KOSICE, September 30, (WEBNOVINY)- The leader of the strongest opposition party SMER-SD Robert Fico harshly slammed the government of Iveta Radicova at his news conference on Friday for its plan to curb funds for municipalities and countries. “An extremely crisis situation is emerging in local and regional self-governments. Mayors are turning to us to prevent the adoption of the measures prepared by the government which threaten to liquidate self-governments. Instead of saving its expenditures the state attempts to access new funds to the detriment of towns, villages and higher territorial units,” said Fico.
Fico reported that the rightist government at the helm of Slovakia plans to change the so-far tax redistribution system and has prepared a kind of a tax mix that does not only consist of the personal income tax but also contains revenues from tax paid by corporate entities, VAT and excise taxes as well.
Fico warned that due to new funding rules, self-governments will lose some EUR 250 million next year while the government plans to spend the money for its own state expenditures. Under the new model, towns and villages would get EUR 190 million less next year and counties‘ revenues from the state’s tax income would shrink EUR 60 million, Fico warns. According to self-governments if the current redistribution model is preserved, they would get 19 percent more next year.

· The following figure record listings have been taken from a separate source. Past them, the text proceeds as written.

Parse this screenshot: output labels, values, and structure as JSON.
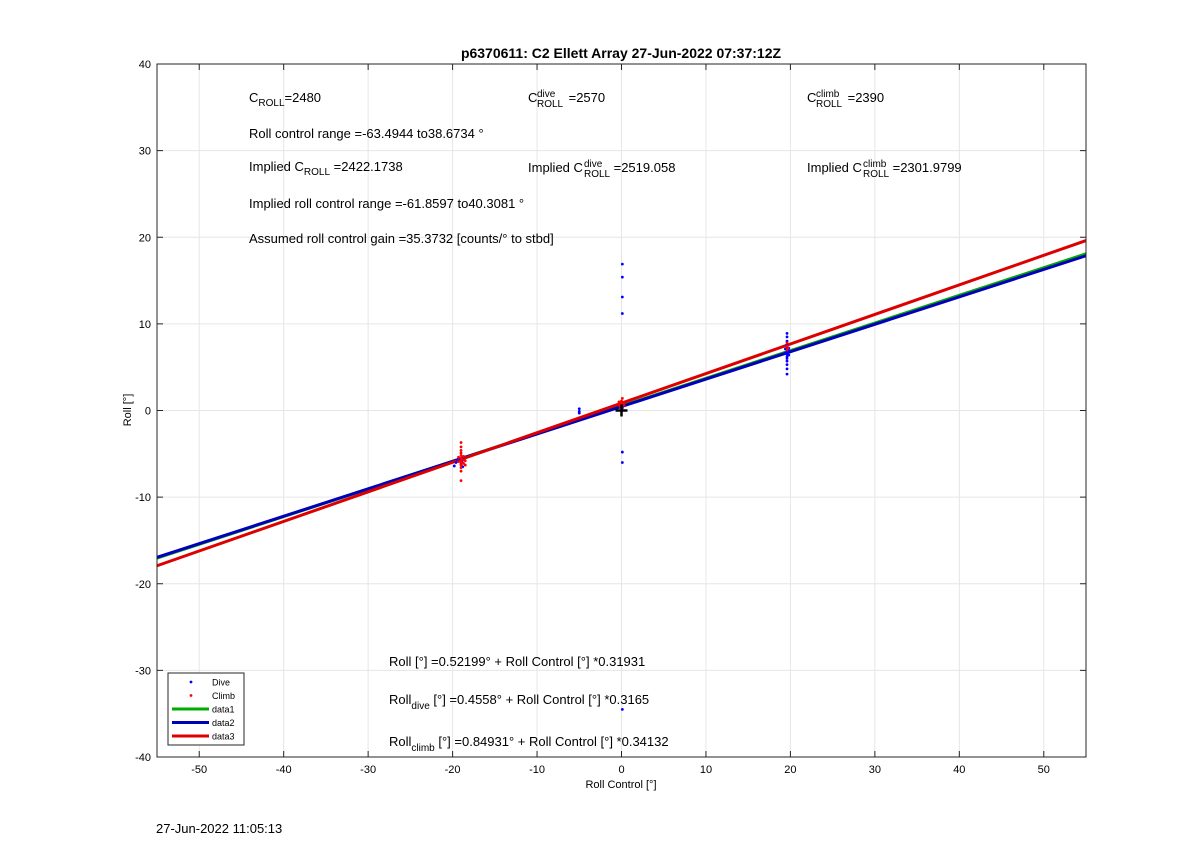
{
  "page_timestamp": "27-Jun-2022 11:05:13",
  "chart_data": {
    "type": "scatter",
    "title": "p6370611: C2 Ellett Array 27-Jun-2022 07:37:12Z",
    "xlabel": "Roll Control [°]",
    "ylabel": "Roll [°]",
    "xlim": [
      -55,
      55
    ],
    "ylim": [
      -40,
      40
    ],
    "xticks": [
      -50,
      -40,
      -30,
      -20,
      -10,
      0,
      10,
      20,
      30,
      40,
      50
    ],
    "yticks": [
      -40,
      -30,
      -20,
      -10,
      0,
      10,
      20,
      30,
      40
    ],
    "grid": true,
    "legend_position": "bottom-left",
    "legend": [
      {
        "label": "Dive",
        "kind": "marker",
        "color": "#0000ff"
      },
      {
        "label": "Climb",
        "kind": "marker",
        "color": "#ff0000"
      },
      {
        "label": "data1",
        "kind": "line",
        "color": "#00aa00"
      },
      {
        "label": "data2",
        "kind": "line",
        "color": "#0000bb"
      },
      {
        "label": "data3",
        "kind": "line",
        "color": "#dd0000"
      }
    ],
    "lines": [
      {
        "name": "data1",
        "color": "#00aa00",
        "intercept": 0.52199,
        "slope": 0.31931
      },
      {
        "name": "data2",
        "color": "#0000bb",
        "intercept": 0.4558,
        "slope": 0.3165
      },
      {
        "name": "data3",
        "color": "#dd0000",
        "intercept": 0.84931,
        "slope": 0.34132
      }
    ],
    "series": [
      {
        "name": "Dive",
        "color": "#0000ff",
        "points": [
          [
            -19.8,
            -6.4
          ],
          [
            -19.6,
            -6.0
          ],
          [
            -19.4,
            -5.8
          ],
          [
            -19.1,
            -5.6
          ],
          [
            -19.0,
            -6.2
          ],
          [
            -18.9,
            -5.9
          ],
          [
            -18.8,
            -6.5
          ],
          [
            -18.7,
            -5.4
          ],
          [
            -5.0,
            -0.1
          ],
          [
            -5.0,
            0.2
          ],
          [
            -5.0,
            -0.3
          ],
          [
            0.1,
            16.9
          ],
          [
            0.1,
            15.4
          ],
          [
            0.1,
            13.1
          ],
          [
            0.1,
            11.2
          ],
          [
            0.1,
            -4.8
          ],
          [
            0.1,
            -6.0
          ],
          [
            0.1,
            -34.5
          ],
          [
            0.1,
            0.3
          ],
          [
            0.1,
            0.6
          ],
          [
            19.6,
            4.2
          ],
          [
            19.6,
            4.8
          ],
          [
            19.6,
            5.3
          ],
          [
            19.6,
            5.7
          ],
          [
            19.6,
            6.0
          ],
          [
            19.6,
            6.2
          ],
          [
            19.6,
            6.5
          ],
          [
            19.6,
            6.8
          ],
          [
            19.6,
            7.0
          ],
          [
            19.6,
            7.3
          ],
          [
            19.6,
            7.6
          ],
          [
            19.6,
            8.0
          ],
          [
            19.6,
            8.5
          ],
          [
            19.6,
            8.9
          ],
          [
            19.8,
            6.4
          ],
          [
            19.8,
            6.9
          ],
          [
            19.8,
            7.2
          ],
          [
            19.4,
            6.6
          ],
          [
            19.4,
            7.1
          ]
        ]
      },
      {
        "name": "Climb",
        "color": "#ff0000",
        "points": [
          [
            -19.0,
            -8.1
          ],
          [
            -19.0,
            -7.0
          ],
          [
            -19.0,
            -6.6
          ],
          [
            -19.0,
            -6.3
          ],
          [
            -19.0,
            -6.0
          ],
          [
            -19.0,
            -5.8
          ],
          [
            -19.0,
            -5.5
          ],
          [
            -19.0,
            -5.2
          ],
          [
            -19.0,
            -4.9
          ],
          [
            -19.0,
            -4.6
          ],
          [
            -19.0,
            -4.2
          ],
          [
            -19.0,
            -3.7
          ],
          [
            -18.7,
            -6.1
          ],
          [
            -18.7,
            -5.7
          ],
          [
            -18.7,
            -5.3
          ],
          [
            -19.3,
            -5.9
          ],
          [
            -19.3,
            -5.4
          ],
          [
            -18.5,
            -5.8
          ],
          [
            -18.5,
            -6.3
          ],
          [
            -0.2,
            0.5
          ],
          [
            -0.1,
            0.8
          ],
          [
            0.0,
            1.1
          ],
          [
            0.1,
            1.4
          ],
          [
            0.2,
            0.9
          ],
          [
            -0.3,
            1.0
          ],
          [
            0.3,
            0.6
          ],
          [
            0.0,
            0.3
          ],
          [
            19.6,
            7.0
          ],
          [
            19.6,
            7.4
          ],
          [
            19.6,
            7.8
          ],
          [
            19.7,
            7.2
          ]
        ]
      }
    ],
    "marker_cross": {
      "x": 0,
      "y": 0,
      "color": "#000000"
    },
    "annotations": {
      "c_roll": {
        "base": "C",
        "sub": "ROLL",
        "rest": "=2480"
      },
      "c_roll_dive": {
        "base": "C",
        "sup": "dive",
        "sub": "ROLL",
        "rest": " =2570"
      },
      "c_roll_climb": {
        "base": "C",
        "sup": "climb",
        "sub": "ROLL",
        "rest": " =2390"
      },
      "roll_control_range": "Roll control range =-63.4944 to38.6734 °",
      "implied_c_roll": {
        "pre": "Implied C",
        "sub": "ROLL",
        "rest": " =2422.1738"
      },
      "implied_c_roll_dive": {
        "pre": "Implied C",
        "sup": "dive",
        "sub": "ROLL",
        "rest": " =2519.058"
      },
      "implied_c_roll_climb": {
        "pre": "Implied C",
        "sup": "climb",
        "sub": "ROLL",
        "rest": " =2301.9799"
      },
      "implied_roll_range": "Implied roll control range =-61.8597 to40.3081 °",
      "assumed_gain": "Assumed roll control gain =35.3732 [counts/° to stbd]",
      "fit_all": "Roll [°] =0.52199° + Roll Control [°] *0.31931",
      "fit_dive": {
        "pre": "Roll",
        "sub": "dive",
        "rest": " [°] =0.4558° + Roll Control [°] *0.3165"
      },
      "fit_climb": {
        "pre": "Roll",
        "sub": "climb",
        "rest": " [°] =0.84931° + Roll Control [°] *0.34132"
      }
    }
  }
}
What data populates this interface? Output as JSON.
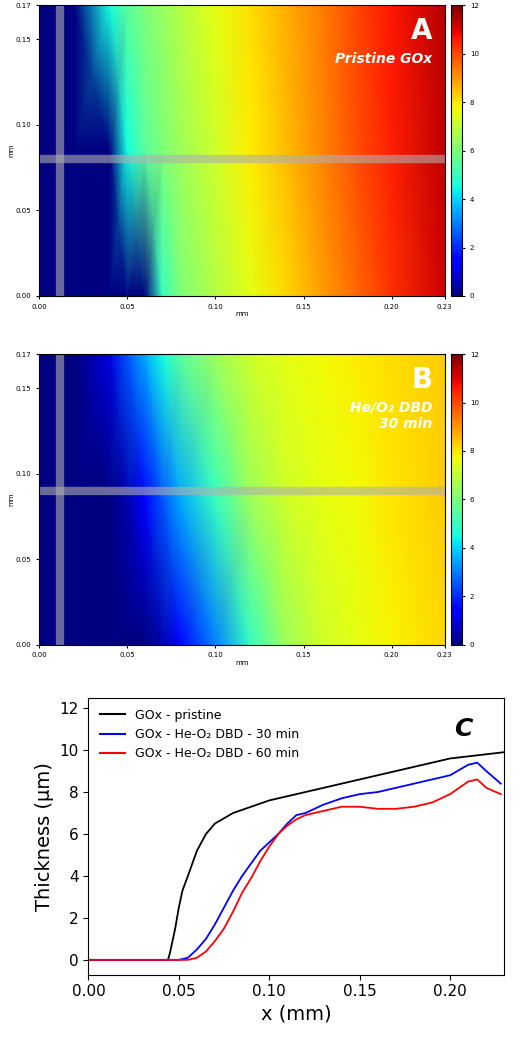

Fico underscored that they are not here just to criticize but they are prepared to come up with solutions. At the next parliamentary session the party will submit a draft according to which people with annual income exceeding EUR 33,000 would pay 25-percent income tax. The party also develops efforts to increase the levy rate for banks and corporate entities with a higher profit, let’s say more than billion euros, specified Fico. He estimates that the measures might bring up about EUR 400-500 million. Fico underscored that they would not support the tax mix draft in parliament as it is aimed against self governments and might liquidate them. He slammed the government for having prepared the changes without discussing them in advance with representatives of municipalities and countries. He said that he meets over the issues with mayors later on Friday.
According to the Finance Ministry draft the Cabinet adopted earlier in September, the state budget should transfer to municipalities a share of revenue from a mix of taxes, including the personal income tax, excise taxes and VAT. Currently, they are financed only by a share of revenue from personal income tax. As a result of this change in 2012, municipalities would receive less than they would according to the current formula.